C’est au Salon du Panthéon, à l’étage du cinéma d’art et d’essai du même nom, que nous avons la chance de contempler quelques jolis clichés issus de la collection personnelle de David Nissen. Dans ce lieu propice à la rêverie, entourés de sofas en cuir et de bibliothèques, nous nous laissons porter par les douces notes de Louis Armstrong et Duke Ellington en fond sonore.
Pour ceux qui ne le connaîtraient pas encore, David Nissen est directeur de la photo depuis plus de quinze ans. Il a notamment travaillé avec des réalisateurs comme Jacques Audiard et Christophe Gans, mais également prêté son talent pour les clips de nombreux chanteurs français, ainsi que pour des spots publicitaires de grandes marques. Mais en dehors de ce métier prenant et passionnant, il exerce son œil de photographe lors de pérégrinations solitaires, où il part à la recherche de paysages et d’atmosphères qui ont une histoire à dévoiler.

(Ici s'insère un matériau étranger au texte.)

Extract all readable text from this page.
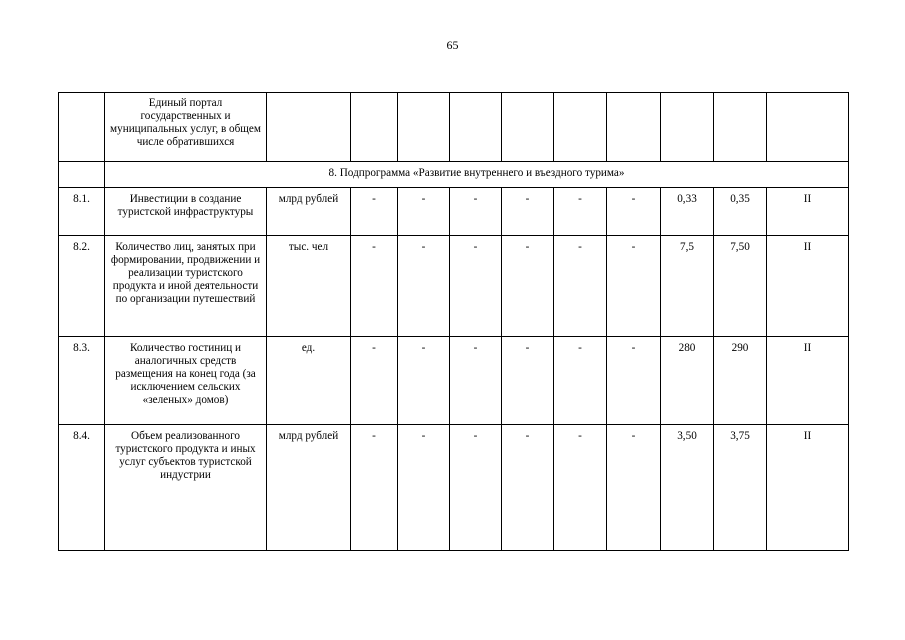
65
	Единый портал государственных и муниципальных услуг, в общем числе обратившихся										
	8. Подпрограмма «Развитие внутреннего и въездного турима»										
8.1.	Инвестиции в создание туристской инфраструктуры	млрд рублей	-	-	-	-	-	-	0,33	0,35	II
8.2.	Количество лиц, занятых при формировании, продвижении и реализации туристского продукта и иной деятельности по организации путешествий	тыс. чел	-	-	-	-	-	-	7,5	7,50	II
8.3.	Количество гостиниц и аналогичных средств размещения на конец года (за исключением сельских «зеленых» домов)	ед.	-	-	-	-	-	-	280	290	II
8.4.	Объем реализованного туристского продукта и иных услуг субъектов туристской индустрии	млрд рублей	-	-	-	-	-	-	3,50	3,75	II
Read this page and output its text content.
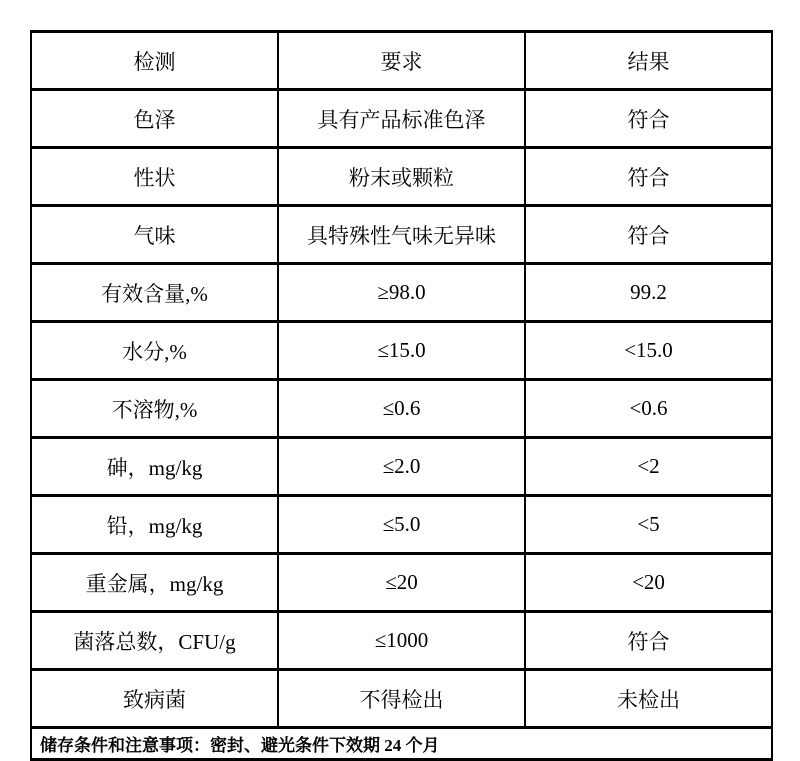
检测	要求	结果
色泽	具有产品标准色泽	符合
性状	粉末或颗粒	符合
气味	具特殊性气味无异味	符合
有效含量,%	≥98.0	99.2
水分,%	≤15.0	<15.0
不溶物,%	≤0.6	<0.6
砷，mg/kg	≤2.0	<2
铅，mg/kg	≤5.0	<5
重金属，mg/kg	≤20	<20
菌落总数，CFU/g	≤1000	符合
致病菌	不得检出	未检出
储存条件和注意事项：密封、避光条件下效期 24 个月		
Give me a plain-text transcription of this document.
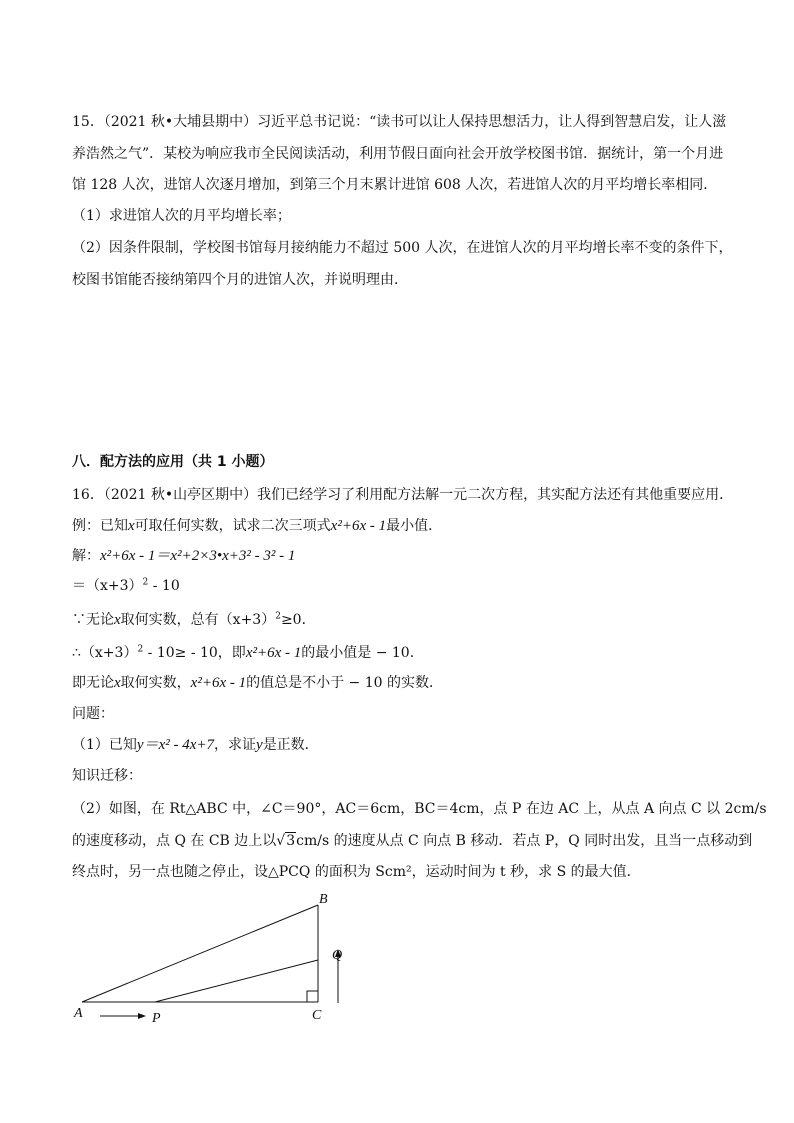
15．（2021 秋•大埔县期中）习近平总书记说：“读书可以让人保持思想活力，让人得到智慧启发，让人滋
养浩然之气”．某校为响应我市全民阅读活动，利用节假日面向社会开放学校图书馆．据统计，第一个月进
馆 128 人次，进馆人次逐月增加，到第三个月末累计进馆 608 人次，若进馆人次的月平均增长率相同．
（1）求进馆人次的月平均增长率；
（2）因条件限制，学校图书馆每月接纳能力不超过 500 人次，在进馆人次的月平均增长率不变的条件下，
校图书馆能否接纳第四个月的进馆人次，并说明理由．
八．配方法的应用（共 1 小题）
16．（2021 秋•山亭区期中）我们已经学习了利用配方法解一元二次方程，其实配方法还有其他重要应用．
例：已知x可取任何实数，试求二次三项式x²+6x - 1最小值．
解：x²+6x - 1＝x²+2×3•x+3² - 3² - 1
$=(x+3)^2 - 10$
∵无论x取何实数，总有$(x+3)^2\ge 0$．
$\therefore(x+3)^2 - 10\ge - 10$，即x²+6x - 1的最小值是 − 10．
即无论x取何实数，x²+6x - 1的值总是不小于 − 10 的实数．
问题：
（1）已知y＝x² - 4x+7，求证y是正数．
知识迁移：
（2）如图，在 Rt△ABC 中，∠C＝90°，AC＝6cm，BC＝4cm，点 P 在边 AC 上，从点 A 向点 C 以 2cm/s
的速度移动，点 Q 在 CB 边上以√3cm/s 的速度从点 C 向点 B 移动．若点 P，Q 同时出发，且当一点移动到
终点时，另一点也随之停止，设△PCQ 的面积为 Scm²，运动时间为 t 秒，求 S 的最大值．
A	P	C
B
Q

Nous retrouvons dans chacun de ses clichés une ambiance lumineuse singulière, un petit penchant pour le clair-obscur et pour les contrastes marqués, ce qui les rend tour à tour fascinants et hypnotiques. Horizontales ou verticales, les lignes ont également une part importante dans la structuration de ses photos : des routes, des réverbères, des pavés et marches d’escaliers semblent tisser un chemin narratif, esquisser le point de fuite d’un possible récit. Aussi ses personnages en mouvement – parfois de simples spectres perdus dans des atmosphères brumeuses et mystérieuses rappelant celles du photographe Todd Hido – nous projettent-ils dans un univers émotionnel à la puissance inexplicable.
Si les photos de David Nissen pourraient être tirées de films, comme entités picturales appartenant à un récit global (on pense par exemple au cinéma expressionniste allemand), leur épaisseur nous les ferait parfois prendre pour des peintures. Nous y retrouvons notamment certains traits des toiles réalistes d’Edward Hopper, dépeignant des scènes de vie qui engendrent un cadre fictionnel invisible.
Devant ces clichés dont le flou pictural enivre, le spectateur paraît lui-même devenir acteur de la toile : il est cette femme aux boucles blondes, devant le quai du métro. Il est cette vieille dame, de blanc vêtue, qui arpente timidement une grande route dans l'obscurité. Il est cet homme pressé, dont l’ombre se reflète sur le mur d'un escalier. Il traverse un passage piéton, il flâne et déambule. Et voilà qu'il s’invente des voyages, des amours, des préoccupations et des histoires qui ne sont pas les siennes – décidant finalement de poursuivre ses rêveries au creux d'un sofa du Salon du Panthéon, un apéritif ou une tasse de thé fumant à la main.